Jean Laurent Sasportes
Jean Laurent Sasportes ist von 1979 bis 1996 Tänzer im Tanztheater Wuppertal. Er ist an der Entstehung von 10 Stücken von Pina Bausch beteiligt. Er übernimmt auch Rollen in weiteren Stücken. Später tanzt er immer wieder als Gast beim Tanztheater.
Informationen
1979 bis 1996 | Mitglied im Tanztheater Wuppertal Pina Bausch |
Biografie
Jean Laurent Sasportes
wird 1952 in Casablanca/Marokko geboren. Ab 1970 studiert er zunächst Mathematik, Physik und Philosophie in Marseille, doch etwas fehlt ihm. Durch Zufall lernt er in Montpellier die Jazztanz-Lehrerin Anne-Marie Porras kennen. Sie lädt ihn ein, bei den Proben ihrer kleinen Kompanie zuzusehen. Als er kommt, fühlt er sich gleich in seinem Element, macht bei den Proben mit, lernt eine Choreografie, in der er schon bald während einer Tournee auf der Bühne steht. In der Folge bricht er 1975 die Universitätslaufbahn ab und beginnt in Montpellier eine Tanzausbildung bei Porras sowie bei Lise Pinet und Jörg Lanner, zwei Ex-Tänzer:innen von Maurice Béjart. Zwei Jahre später setzt er die Ausbildung bei Peter Goss in Paris fort. Sein erstes Engagement führt ihn für ein halbes Jahr zu Birgitta Trommler nach München.
Holpriger Auftakt
Von einem Freund hört er, dass Pina Bausch in Wuppertal Tänzer sucht. Obwohl er weder die Choreografin noch ihre Arbeit kennt, bewirbt er sich. Der Auftakt ist denkbar ungünstig. Vor lauter Aufregung bekommt Sasportes Zahnschmerzen, kann an Training und Proben kaum teilnehmen. Pina Bausch vertagt eine Entscheidung für die Zeit nach einem Paris-Gastspiel, vorausgesetzt, sie findet bei der dortigen Audition niemanden. Er hat Glück: Ab 1979 gehört er zum Ensemble des Tanztheaters. Er lernt das Repertoire, übernimmt die Rolle von Rolf Borzik in Café Müller, tanzt Das Frühlingsopfer und Kontakthof. Er begreift, was es heißt, präsent zu sein, ohne sich übermäßig in Szene zu setzen. Keuschheitslegende und 1980 sind die ersten Neuproduktionen, an deren Entstehung er mitwirkt. Pina Bauschs Arbeitsweise, Fragen zu stellen, versteht er als kreative Herausforderung. Dabei geht es nicht um Improvisation, sondern eher um Komposition. „Eigentlich“, sagt Sasportes, „macht man die Tür seines Herzens auf.“ Man muss die Natur der Gefühle verstehen; nur so erschließt sich die innere Logik der Stücke.
Eine prägende Figur
Mit den Jahren entwickelt sich Sasportes zu einer markanten Figur des Tanztheaters, die bis 1996 in fast allen neuen Stücken auftritt. Er kann den brillanten tumben Tor ebenso geben wie den unerschütterlichen Stoiker oder ein unbefangenes Kind. Gern verkörpert er irrlichternde Typen, die wie ein Störfall in die Stücke einbrechen und die Zusammenhänge planvoll durcheinander bringen.
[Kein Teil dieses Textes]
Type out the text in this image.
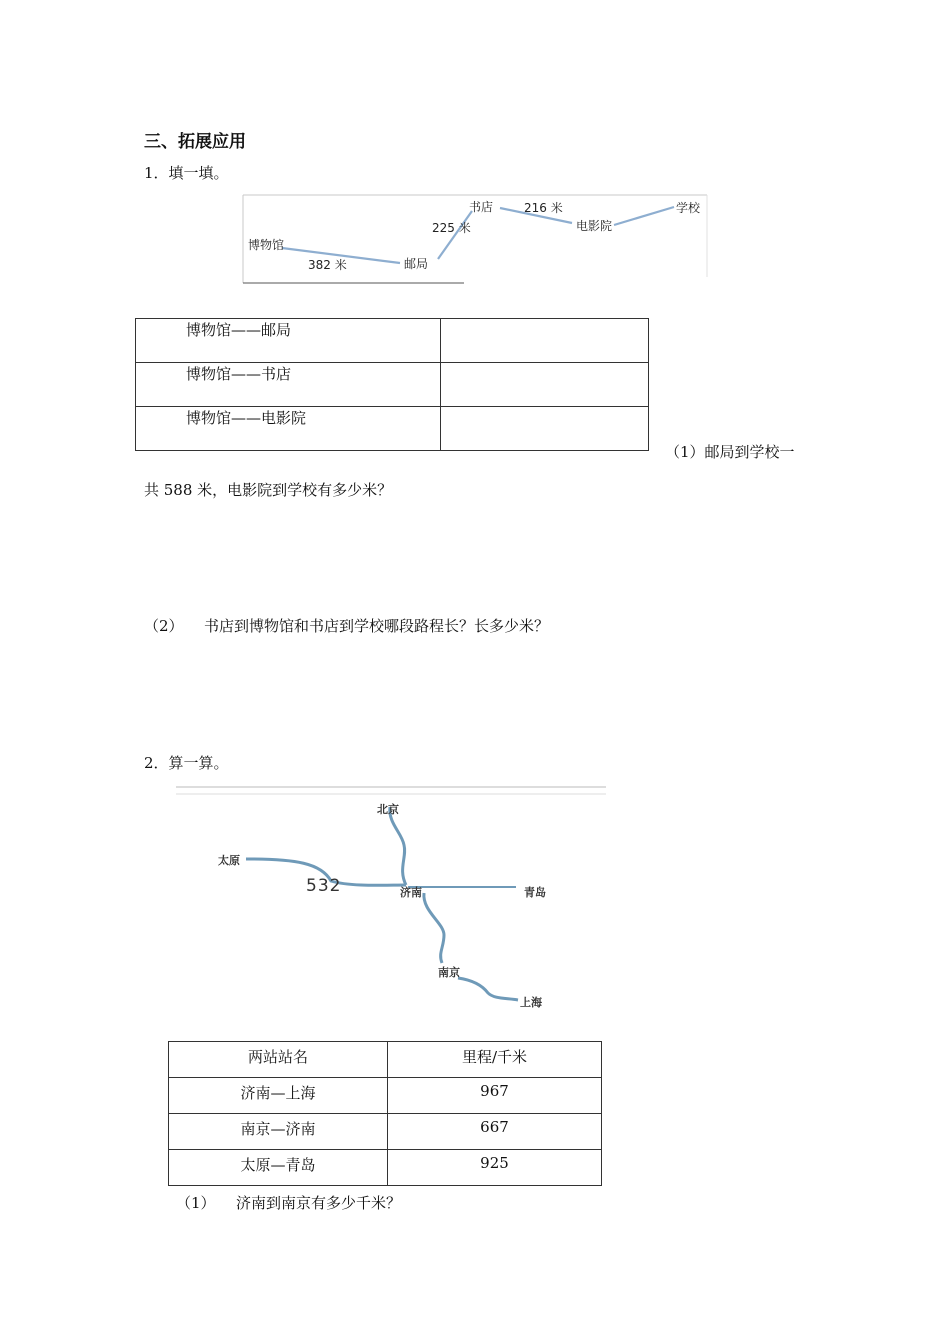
三、拓展应用
1．填一填。
博物馆
382 米	邮局
225 米
书店	216 米
电影院
学校
博物馆——邮局	
博物馆——书店	
博物馆——电影院	
（1）邮局到学校一
共 588 米，电影院到学校有多少米？
（2） 书店到博物馆和书店到学校哪段路程长？长多少米？
2．算一算。
北京
太原
532	济南	青岛
南京
上海
两站站名	里程/千米
济南—上海	967
南京—济南	667
太原—青岛	925
（1） 济南到南京有多少千米？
1996 verlässt er die Kompanie, tritt aber weiterhin als Gast in Café Müller, 1980, Bandoneon, Viktor, Palermo Palermo, Ahnen, Nelken und Auf dem Gebirge hat man ein Geschrei gehört auf. Außerdem arbeitet er als freier Tänzer, Schauspieler, Lehrer und Choreograf. Bekannt sind seine eigenen structured improvisations, besonders durch die Zusammenarbeit mit Musikern wie u.a. Peter Kowald und Hans Reichel. International unterrichtet er Modern Dance, Kinomichi und sein Körpertraining Jansannotaiso. Er ist Gründer und Künstlerischer Leiter der Tanztheater-Kompanie CafeAda und entwickelt das Ikonoclaste Tanzfestival, das in den Jahren 2005-2008 in Wuppertal stattfindet. Auf Initiative von Stephanie Roos arbeitet er 2015 mit autistischen Menschen und entwickelt 2016 das Tanztheater-Stück Mein Schloss. Ein Stück über Autismus. 2018 beginnt er eine Zusammenarbeit mit der Mathematik-Professorin Barbara Rüdiger-Mastandrea und dem Video-Künstler Ralf Silberkuhl, aus der das Stück Am Anfang war das Chaos hervorgeht, das auf den Theorien zur Thermodynamik von Ludwig Boltzmann basiert.